Lakes on Early Mars
Our research concerns the potential for past lakes in the Martian highlands, with a goal of quantifying their characteristics. The presence of standing bodies of water on the Martian surface would tell us a great deal about the past climate. Lakes, more so than river channels, require a warmer climate with a water recharge system, and they may represent formerly habitable sites.
The best means for identifying paleolakes are deltas and continuous terraces at a constant elevation around a basin, or breached basins that have either a contributing valley, an outlet, or both, but no incision of the lower-lying basin floor1–3. Shore landforms, as exhibited by terrestrial lakes, are typically small and fine-grained, potentially limiting their observation and preservation on Mars4.

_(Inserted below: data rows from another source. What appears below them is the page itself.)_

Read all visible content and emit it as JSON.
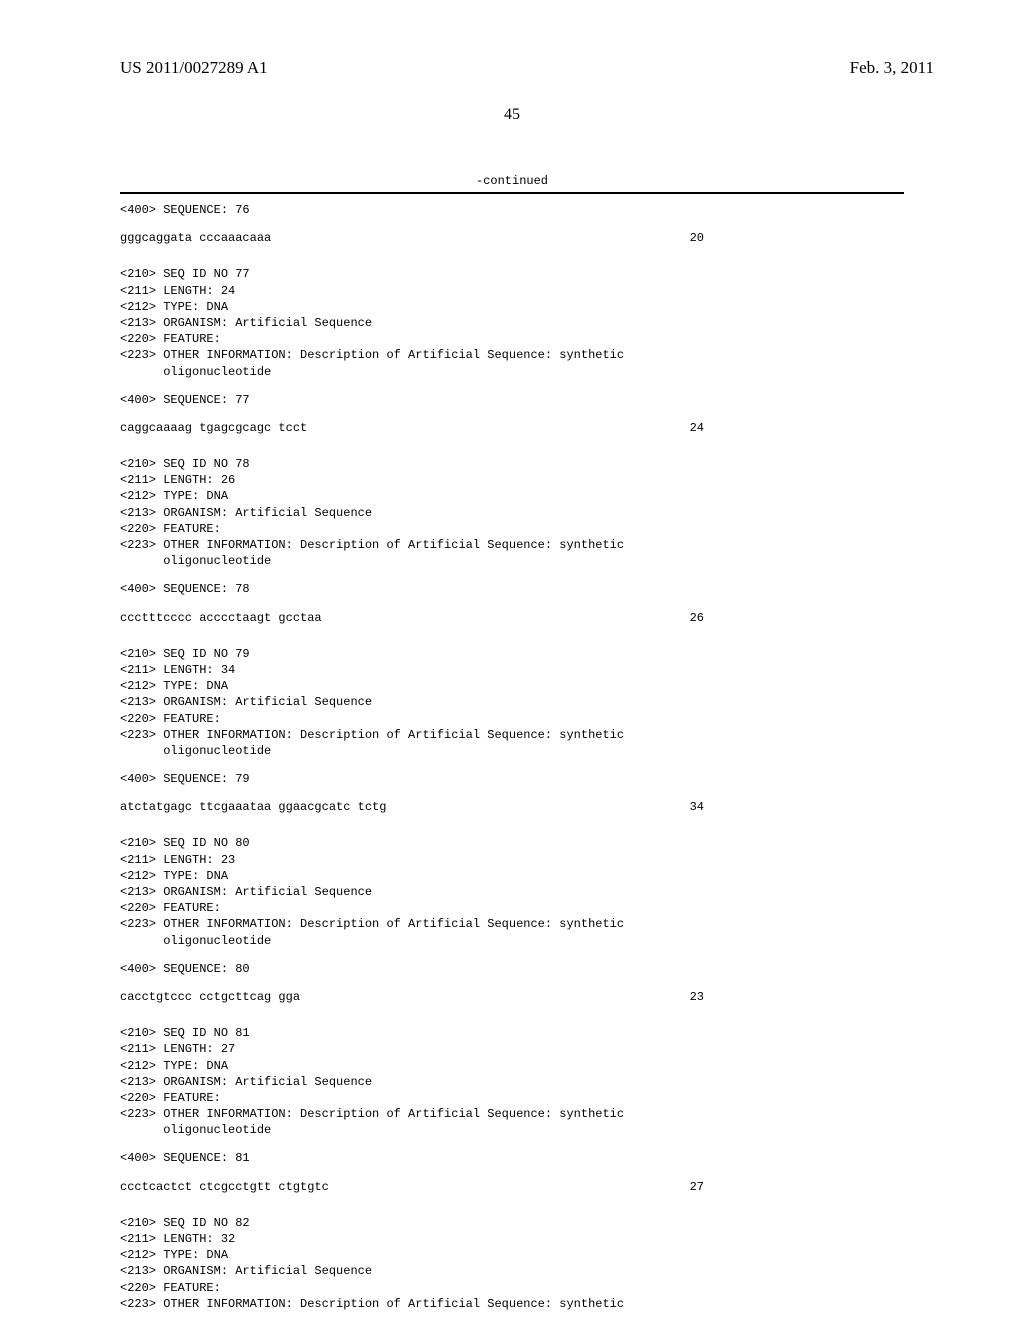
{
  "header": {
    "pub_number": "US 2011/0027289 A1",
    "pub_date": "Feb. 3, 2011"
  },
  "page_number": "45",
  "continued_label": "-continued",
  "sequences": [
    {
      "pre": "<400> SEQUENCE: 76",
      "seq": "gggcaggata cccaaacaaa",
      "len": "20"
    },
    {
      "header": [
        "<210> SEQ ID NO 77",
        "<211> LENGTH: 24",
        "<212> TYPE: DNA",
        "<213> ORGANISM: Artificial Sequence",
        "<220> FEATURE:",
        "<223> OTHER INFORMATION: Description of Artificial Sequence: synthetic"
      ],
      "header_indent": "oligonucleotide",
      "pre": "<400> SEQUENCE: 77",
      "seq": "caggcaaaag tgagcgcagc tcct",
      "len": "24"
    },
    {
      "header": [
        "<210> SEQ ID NO 78",
        "<211> LENGTH: 26",
        "<212> TYPE: DNA",
        "<213> ORGANISM: Artificial Sequence",
        "<220> FEATURE:",
        "<223> OTHER INFORMATION: Description of Artificial Sequence: synthetic"
      ],
      "header_indent": "oligonucleotide",
      "pre": "<400> SEQUENCE: 78",
      "seq": "ccctttcccc acccctaagt gcctaa",
      "len": "26"
    },
    {
      "header": [
        "<210> SEQ ID NO 79",
        "<211> LENGTH: 34",
        "<212> TYPE: DNA",
        "<213> ORGANISM: Artificial Sequence",
        "<220> FEATURE:",
        "<223> OTHER INFORMATION: Description of Artificial Sequence: synthetic"
      ],
      "header_indent": "oligonucleotide",
      "pre": "<400> SEQUENCE: 79",
      "seq": "atctatgagc ttcgaaataa ggaacgcatc tctg",
      "len": "34"
    },
    {
      "header": [
        "<210> SEQ ID NO 80",
        "<211> LENGTH: 23",
        "<212> TYPE: DNA",
        "<213> ORGANISM: Artificial Sequence",
        "<220> FEATURE:",
        "<223> OTHER INFORMATION: Description of Artificial Sequence: synthetic"
      ],
      "header_indent": "oligonucleotide",
      "pre": "<400> SEQUENCE: 80",
      "seq": "cacctgtccc cctgcttcag gga",
      "len": "23"
    },
    {
      "header": [
        "<210> SEQ ID NO 81",
        "<211> LENGTH: 27",
        "<212> TYPE: DNA",
        "<213> ORGANISM: Artificial Sequence",
        "<220> FEATURE:",
        "<223> OTHER INFORMATION: Description of Artificial Sequence: synthetic"
      ],
      "header_indent": "oligonucleotide",
      "pre": "<400> SEQUENCE: 81",
      "seq": "ccctcactct ctcgcctgtt ctgtgtc",
      "len": "27"
    },
    {
      "header": [
        "<210> SEQ ID NO 82",
        "<211> LENGTH: 32",
        "<212> TYPE: DNA",
        "<213> ORGANISM: Artificial Sequence",
        "<220> FEATURE:",
        "<223> OTHER INFORMATION: Description of Artificial Sequence: synthetic"
      ]
    }
  ]
}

Ma'adim Vallis, shown in Figure 1, was carved by an overflowing paleolake up to ~1.1 million km2 in size, located in the Eridania basin south of the valley's source spillways1,2. This discovery demonstrates that large areas of the highlands were formerly flooded with water. The spillway, which represents the channel's elevation when it overflowed, provides the most compelling evidence that a former lake existed. Moreover, the Eridania basin's interior contains six highly degraded impact craters2 that have bowl-shaped rather than flat floors indicating that sediment accumulated mainly along their margins1,2 in standing bodies of water. It is hard to reconcile a large, long-lived lake at this high elevation without some means of recharging highland aquifers. The topography suggests that precipitation was the ultimate water source for the lake, and catastrophic flooding of this lake was the primary eroding agent of the large Ma'adim Vallis valley1,2.
1. Irwin et al. (2002), A Large Paleolake Basin at the Head of Ma'adim Vallis, Mars.
2. Irwin et al. (2004), Geomorphology of Ma'adim Vallis, Mars, and associated paleolake basins.
3. Irwin et al. (2005), An intense terminal epoch of widespread fluvial activity on early Mars: 2. Increased runoff and paleolake development.
4. Irwin and Zimbelman (2012), Morphometry of Great Basin pluvial shore landforms: Implications for paleolake basins on Mars.